Walmart is creating "several hundred new e-commerce assistant manager roles" in stores for general merchandise in-store pickup and online grocery pickup. At low-volume stores, just one person will oversee both pickup operations, a Walmart spokesman told Retail Dive in an interview and confirmed by email on Wednesday.
The retail giant is also eliminating department managers in mobile sales departments, bringing in staff from wireless companies, the spokesman said. The entertainment department manager will now be responsible for the wireless area and pick up a few additional tasks, he said. Those who decide not to remain with the company will be offered severance (and job placement services, pending eligibility) over a 60-day transition period, he said in an email.
The Walmart spokesman also disputed a report from The Wall Street Journal Wednesday, which described the move as part of a cost-cutting effort. Rather, it's a realignment of resources, the company said. Most of the affected employees are hourly workers overseeing departments and not store managers, and would likely find similar work elsewhere in the store or at nearby locations. The spokesman didn't say how many stores or employees would be affected or where, noting that the assessment is "dynamic" and emphasizing that such workers have typically gone through the retailer's new training "academy" and have specialized skills that are valuable to the company.
Walmart is facing rising costs after a commitment to raise wages and amid an e-commerce revamp that is shrinking margins, but so far isn't shrinking its physical footprint all that much. Early last month the company announced plans to increase the starting wage for all hourly employees in the U.S. to $11, including at Walmart stores, Sam's Clubs, e-commerce operations, logistics and the company's headquarters.
"Retail is changing rapidly and over the past two years, we’ve been transforming too. We want to serve customers seamlessly, however they want to shop — in stores, online, from their mobile device or through pickup or delivery," the Walmart spokesman said in an email. "Our associates are fundamentally important to this effort, and success depends on having the right people in the right place at the right time. That means creating new roles while consolidating and redesigning others. We’ve undertaken this exercise at every level of our organization and will continue to do so as customer expectations transform what it means to shop in America."
The retail giant, which for half a century has perfected the logistics of offline retail, may also be overwhelmed by the costs of online retail. While its digital business is growing rapidly, margins are suffering amid the inefficiencies of e-commerce: Net e-commerce sales in the third quarter rose 50% and gross merchandise volume rose 54%, but gross profit margin declined 29 basis points, due mostly to price cuts in certain markets and the mixed effects of the growing e-commerce business, the retail giant said in November.
"They are likely losing a fortune supporting their e-commerce Walmart.com/Jet.com ramp up in volume," Mark Cohen, a former retail executive and now director of retail studies at Columbia University's Graduate School of Business, told Retail Dive in an email. "Unlike Amazon which has an AWS profit machine behind it, Walmart relies solely on their stores' base to drive their cash flow and profitability."
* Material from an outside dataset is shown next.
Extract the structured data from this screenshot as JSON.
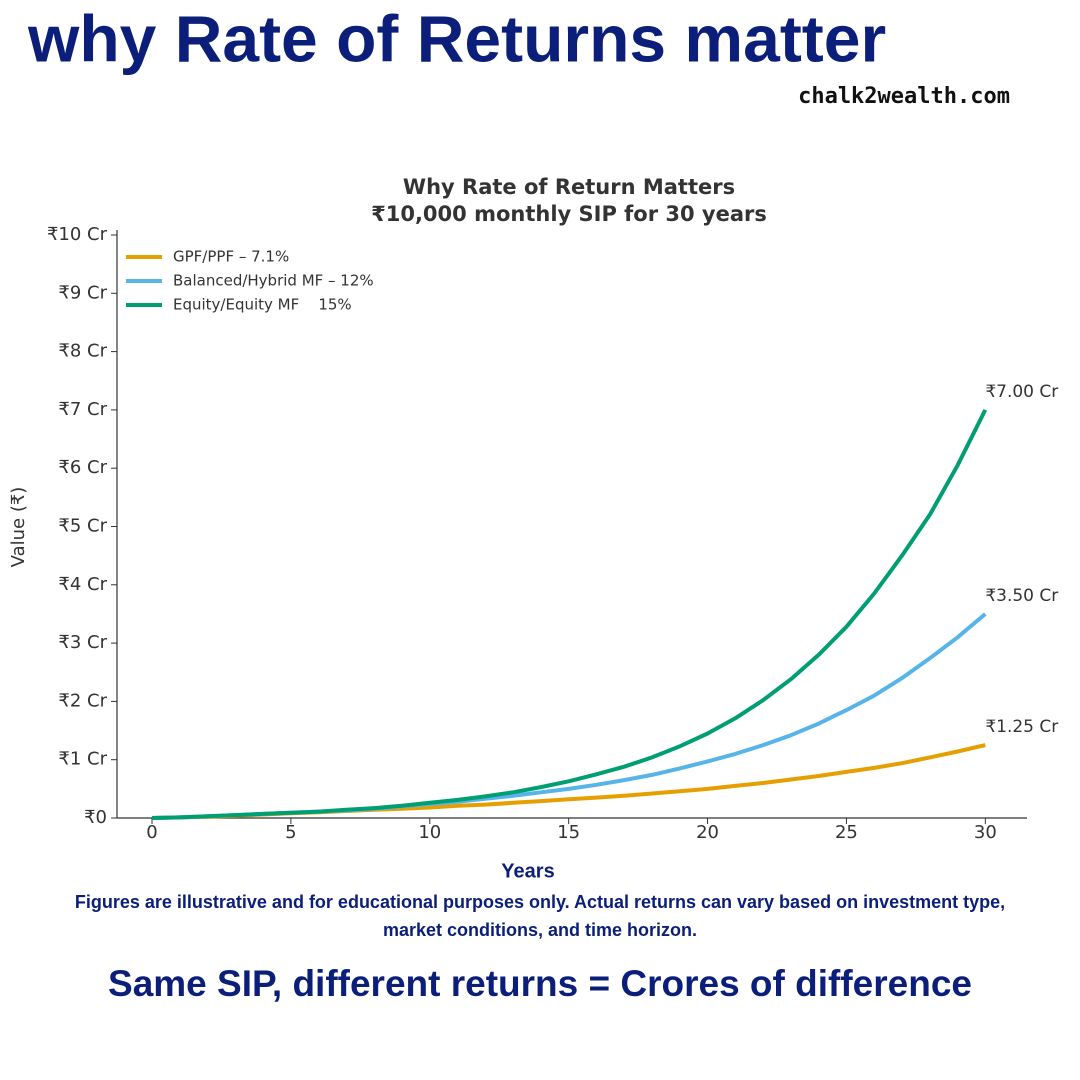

Walmart is becoming a cloud giant in its own right, using its proprietary cloud to power operations and drive customer data analysis. (The company has also reportedly pressed technology suppliers not to use Amazon’s cloud services, telling them to run their applications with another provider if they want to do business with the retail giant.)
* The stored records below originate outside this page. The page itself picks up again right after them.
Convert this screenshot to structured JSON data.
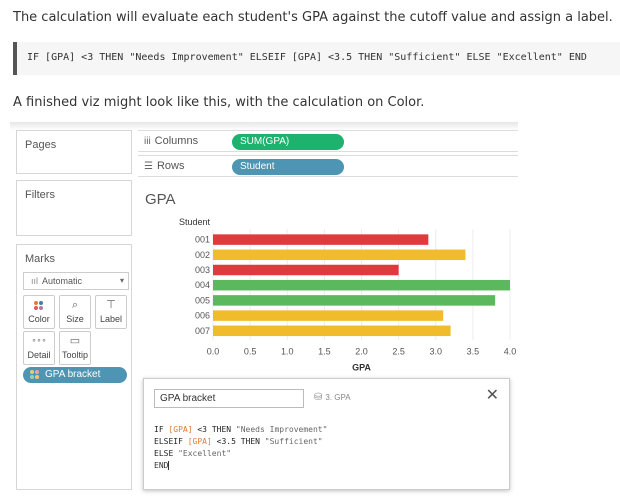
{
  "article": {
    "intro": "The calculation will evaluate each student's GPA against the cutoff value and assign a label.",
    "code": "IF [GPA] <3 THEN \"Needs Improvement\" ELSEIF [GPA] <3.5 THEN \"Sufficient\" ELSE \"Excellent\" END",
    "caption": "A finished viz might look like this, with the calculation on Color."
  },
  "tableau": {
    "pages_label": "Pages",
    "filters_label": "Filters",
    "marks": {
      "label": "Marks",
      "mark_type": "Automatic",
      "buttons": [
        "Color",
        "Size",
        "Label",
        "Detail",
        "Tooltip"
      ],
      "color_pill": "GPA bracket"
    },
    "columns": {
      "label": "Columns",
      "pill": "SUM(GPA)",
      "pill_color": "#1db36e"
    },
    "rows": {
      "label": "Rows",
      "pill": "Student",
      "pill_color": "#4e95b3"
    },
    "sheet_title": "GPA",
    "calc_dialog": {
      "name": "GPA bracket",
      "datasource": "3. GPA",
      "line1": {
        "kw": "IF ",
        "field": "[GPA]",
        "rest": " <3 THEN ",
        "str": "\"Needs Improvement\""
      },
      "line2": {
        "kw": "ELSEIF ",
        "field": "[GPA]",
        "rest": " <3.5 THEN ",
        "str": "\"Sufficient\""
      },
      "line3": {
        "kw": "ELSE ",
        "str": "\"Excellent\""
      },
      "line4": "END"
    }
  },
  "colors": {
    "needs_improvement": "#e03a3e",
    "sufficient": "#f0bc2c",
    "excellent": "#5cb85c"
  },
  "chart_data": {
    "type": "bar",
    "orientation": "horizontal",
    "categories": [
      "001",
      "002",
      "003",
      "004",
      "005",
      "006",
      "007"
    ],
    "values": [
      2.9,
      3.4,
      2.5,
      4.0,
      3.8,
      3.1,
      3.2
    ],
    "bar_colors": [
      "#e03a3e",
      "#f0bc2c",
      "#e03a3e",
      "#5cb85c",
      "#5cb85c",
      "#f0bc2c",
      "#f0bc2c"
    ],
    "xlabel": "GPA",
    "ylabel": "Student",
    "xlim": [
      0,
      4.0
    ],
    "xticks": [
      "0.0",
      "0.5",
      "1.0",
      "1.5",
      "2.0",
      "2.5",
      "3.0",
      "3.5",
      "4.0"
    ],
    "grid": true
  }
}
Still, the reality is that any level of increased efficiency is valuable to Walmart, despite its insistence on Wednesday that the store restructuring through consolidation of department-level management is not driven by expense cuts. As with Amazon, which earlier this week announced the layoffs of several hundred employees, Walmart is a massive company that from time to time needs some slimming down. Earlier this year, Walmart said it would be cutting 1,000 corporate jobs (half have already occurred), on top of "a few dozen" last year), and last fall the company said it would restructure its U.S. store operations, including reductions in its divisions and geographic regions that entail eliminating positions.
The retail giant in the past has hurt store operations by eliminating store management, warned Cohen, who said it's not a good area to target when a retailer is in cost-cutting mode. The Walmart spokesman on Wednesday stressed that the department managers affected by its new effort are hourly employees and not management.
"Cutting store management positions as a result of improvements in policies and processes is an 'in the normal course' action and makes good sense. Cutting these positions just for the sake of reducing expenses is a fool's game, however," Cohen told Retail Dive in an email, adding that it's difficult to know which applies to Walmart right now.
Over a decade ago, after cutting night manager positions, Walmart instead locked in overnight workers, which invited lawsuits and loads of bad press, Cohen noted. "They certainly are devoted to improvements in operating efficiency, which leads to lower operating expenses," Cohen said. "They have in the past overplayed this hand though. But they've raised base wages throughout the enterprise, which may not be delivering the kind of productivity improvements that they expected."